Tuesday 24 April 2007

Kitchen Diaries: A Tale of Three Cakes

Lemon and Orange Cheesecake (April 22)
Really Fast Cake with Blueberries and Pears (May 15)
Strawberry Mascarpone Tart (June 24)


Three cakes? Well, it was my birthday party /baby shower at the weekend, and I'm one of those people who get as much or more pleasure from making my own cake as from eating it. So why stop at just one?

I've been a little suspicious of Nigel's baking recipes in the past - totally unwarranted, but I've had some rotten luck every time I try them out. Oven too hot, broken mixer, etc. But he's proven his cake chops with these rich, springtime puds.


I made the cheesecake and blueberry/pear cake the day before the party just in case my streak continued. Fortunate also because what time I saved in making the 'really fast' cake is totally taken up with the cheesecake. While combining the ingredients and making the crumb base is extremely simple, cooking the thing gets a trifle more complicated.

American cheesecake (my preferred style) is baked long and slow, to a consistency which could doubtless be used to smother a man. Last week, at the one good restaurant in Wood Green, we were served something in the European quivvery, moussey style that was tasty but unsatisfying. I worried, what with the gentle cooking in a bain marie, whether Nigel's would fall into the latter camp. Though it doesn't quite splinter and flake as a real NY brick, the mascarpone/egg/cream/cream cheese blend provides the desired suffocating density. It ends up being the favourite from those greedy enough to try all three.

While the oven cooled with the cheesecake inside (for a good hour or so), I set to work chopping pears and blitzing batter for the 'emergency' cake. The 'classic "equal butter to sugar to flour" base' recipe Nigel quotes isn't known to me, but I'm willing to try it out in the next few months. It makes a much stiffer dough than the sponge batter I would expect. I also increase the ingredients slightly to stretch it for more people. I don't know what the egg part of the ratio is, so I stick to two - might account for its texture.
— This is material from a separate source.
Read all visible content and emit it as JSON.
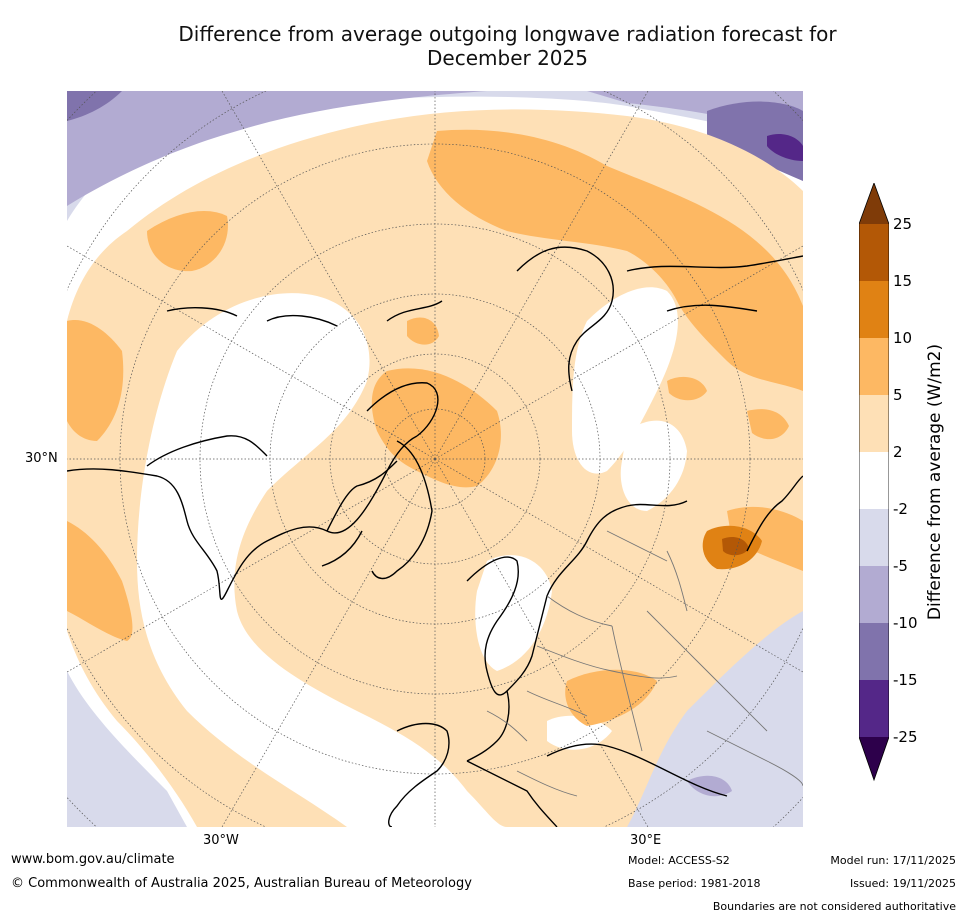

The batter is pretty thin in the tin so I don't skimp on the fruit - squishing it into the batter in the hopes it raises up during the baking. It doesn't disappoint, but I expect it would taste nicer warm with a dollop of Greek yoghurt for breakfast.
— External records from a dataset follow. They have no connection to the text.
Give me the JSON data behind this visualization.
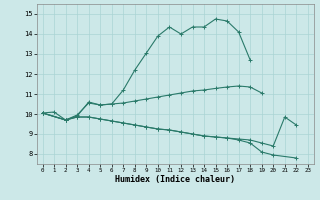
{
  "xlabel": "Humidex (Indice chaleur)",
  "xlim": [
    -0.5,
    23.5
  ],
  "ylim": [
    7.5,
    15.5
  ],
  "xticks": [
    0,
    1,
    2,
    3,
    4,
    5,
    6,
    7,
    8,
    9,
    10,
    11,
    12,
    13,
    14,
    15,
    16,
    17,
    18,
    19,
    20,
    21,
    22,
    23
  ],
  "yticks": [
    8,
    9,
    10,
    11,
    12,
    13,
    14,
    15
  ],
  "bg_color": "#cce8e8",
  "grid_color": "#aad4d4",
  "line_color": "#2a7a6a",
  "lines": [
    {
      "x": [
        0,
        1,
        2,
        3,
        4,
        5,
        6,
        7,
        8,
        9,
        10,
        11,
        12,
        13,
        14,
        15,
        16,
        17,
        18
      ],
      "y": [
        10.05,
        10.1,
        9.7,
        9.95,
        10.55,
        10.45,
        10.5,
        11.2,
        12.2,
        13.05,
        13.9,
        14.35,
        14.0,
        14.35,
        14.35,
        14.75,
        14.65,
        14.1,
        12.7
      ]
    },
    {
      "x": [
        0,
        2,
        3,
        4,
        5,
        6,
        7,
        8,
        9,
        10,
        11,
        12,
        13,
        14,
        15,
        16,
        17,
        18,
        19,
        20,
        21,
        22
      ],
      "y": [
        10.05,
        9.7,
        9.9,
        10.6,
        10.45,
        10.5,
        10.55,
        10.65,
        10.75,
        10.85,
        10.95,
        11.05,
        11.15,
        11.2,
        11.28,
        11.35,
        11.4,
        11.35,
        11.05,
        null,
        null,
        null
      ]
    },
    {
      "x": [
        0,
        2,
        3,
        4,
        5,
        6,
        7,
        8,
        9,
        10,
        11,
        12,
        13,
        14,
        15,
        16,
        17,
        18,
        19,
        20,
        21,
        22,
        23
      ],
      "y": [
        10.05,
        9.7,
        9.85,
        9.85,
        9.75,
        9.65,
        9.55,
        9.45,
        9.35,
        9.25,
        9.2,
        9.1,
        9.0,
        8.9,
        8.85,
        8.8,
        8.75,
        8.7,
        8.55,
        8.4,
        9.85,
        9.45,
        null
      ]
    },
    {
      "x": [
        0,
        2,
        3,
        4,
        5,
        6,
        7,
        8,
        9,
        10,
        11,
        12,
        13,
        14,
        15,
        16,
        17,
        18,
        19,
        20,
        21,
        22
      ],
      "y": [
        10.05,
        9.7,
        9.85,
        9.85,
        9.75,
        9.65,
        9.55,
        9.45,
        9.35,
        9.25,
        9.2,
        9.1,
        9.0,
        8.9,
        8.85,
        8.8,
        8.7,
        8.55,
        8.1,
        7.95,
        null,
        7.8
      ]
    }
  ]
}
Saturday morning is time to make the strawberry tart. I can't get behind the base as suggested. I use all butter shortbread rather than the super posh biscuits - I assume he means the Duchy ones? - to save pennies. And it is impossible to shape in the tart dish without really squishing it together, so no crumbly pebbly texture. This does help in serving it later, except for the first piece which came out looking more like an Eton mess (sorry, Dave).

The only problem with the recipe is that he underestimates wildly the amount of strawberries. I sliced closer to 500g onto the top than the 250g suggested. I doubt he was really paying attention at the time, just adding until it was covered. Oh, and could a tart look that good in a rectangular tin? I can't imagine it, and anyway I don't have one. Round is pretty enough.
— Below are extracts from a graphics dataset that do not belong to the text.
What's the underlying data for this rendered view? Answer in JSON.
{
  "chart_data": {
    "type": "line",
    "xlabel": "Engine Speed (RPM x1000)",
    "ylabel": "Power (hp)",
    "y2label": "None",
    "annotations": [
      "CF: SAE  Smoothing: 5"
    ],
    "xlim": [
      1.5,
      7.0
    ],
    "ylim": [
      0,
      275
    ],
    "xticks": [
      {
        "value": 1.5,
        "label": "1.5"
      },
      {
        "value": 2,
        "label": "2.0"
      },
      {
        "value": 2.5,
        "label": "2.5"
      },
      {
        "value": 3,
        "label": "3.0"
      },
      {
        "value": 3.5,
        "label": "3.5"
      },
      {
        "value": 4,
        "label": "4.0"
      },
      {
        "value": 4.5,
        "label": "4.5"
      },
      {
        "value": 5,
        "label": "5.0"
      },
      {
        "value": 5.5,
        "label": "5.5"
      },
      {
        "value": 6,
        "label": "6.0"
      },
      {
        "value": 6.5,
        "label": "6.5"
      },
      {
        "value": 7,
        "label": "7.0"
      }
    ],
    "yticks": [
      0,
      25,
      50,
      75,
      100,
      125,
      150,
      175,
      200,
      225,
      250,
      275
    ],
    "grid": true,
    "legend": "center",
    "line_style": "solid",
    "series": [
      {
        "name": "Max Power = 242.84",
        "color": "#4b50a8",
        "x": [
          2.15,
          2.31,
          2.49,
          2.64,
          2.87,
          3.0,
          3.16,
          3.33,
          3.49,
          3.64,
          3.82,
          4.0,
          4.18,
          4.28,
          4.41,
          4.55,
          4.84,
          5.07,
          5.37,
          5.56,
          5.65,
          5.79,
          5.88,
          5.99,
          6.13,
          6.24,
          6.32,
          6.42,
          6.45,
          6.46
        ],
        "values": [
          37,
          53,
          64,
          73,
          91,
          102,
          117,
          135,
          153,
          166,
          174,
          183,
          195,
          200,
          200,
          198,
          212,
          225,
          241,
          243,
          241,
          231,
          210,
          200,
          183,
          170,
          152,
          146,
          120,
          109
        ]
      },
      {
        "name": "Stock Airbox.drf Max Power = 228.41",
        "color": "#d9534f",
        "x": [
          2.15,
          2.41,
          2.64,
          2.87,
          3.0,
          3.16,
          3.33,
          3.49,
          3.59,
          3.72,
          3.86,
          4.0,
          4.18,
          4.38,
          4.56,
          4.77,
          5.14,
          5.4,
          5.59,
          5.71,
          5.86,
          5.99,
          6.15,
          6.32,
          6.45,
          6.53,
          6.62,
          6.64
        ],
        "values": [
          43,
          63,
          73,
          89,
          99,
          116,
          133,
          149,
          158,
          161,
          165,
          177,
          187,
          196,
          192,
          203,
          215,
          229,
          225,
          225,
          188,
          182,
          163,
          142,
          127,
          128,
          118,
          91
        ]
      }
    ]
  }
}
Secretly, everyone's pleased that a few people haven't shown up. One person actually said, 'I had four helpings, and I'm not even a pudding person.' Well, if that's not praise enough for Nigel's cakes, I don't know what is.

Buy the book, be a domestic god(dess). Preferably through our Amazon shop.

2 comments:

FoodNobody said...

My mouth is watering just looking at these - all of my fave kinds of cakes! Yum yum. Hope you had a good party. Indy xx

Anonymous said...

Although the other two were mighty fine, my heart lay with the strawberry tart I have to admit. Beautiful pics Em.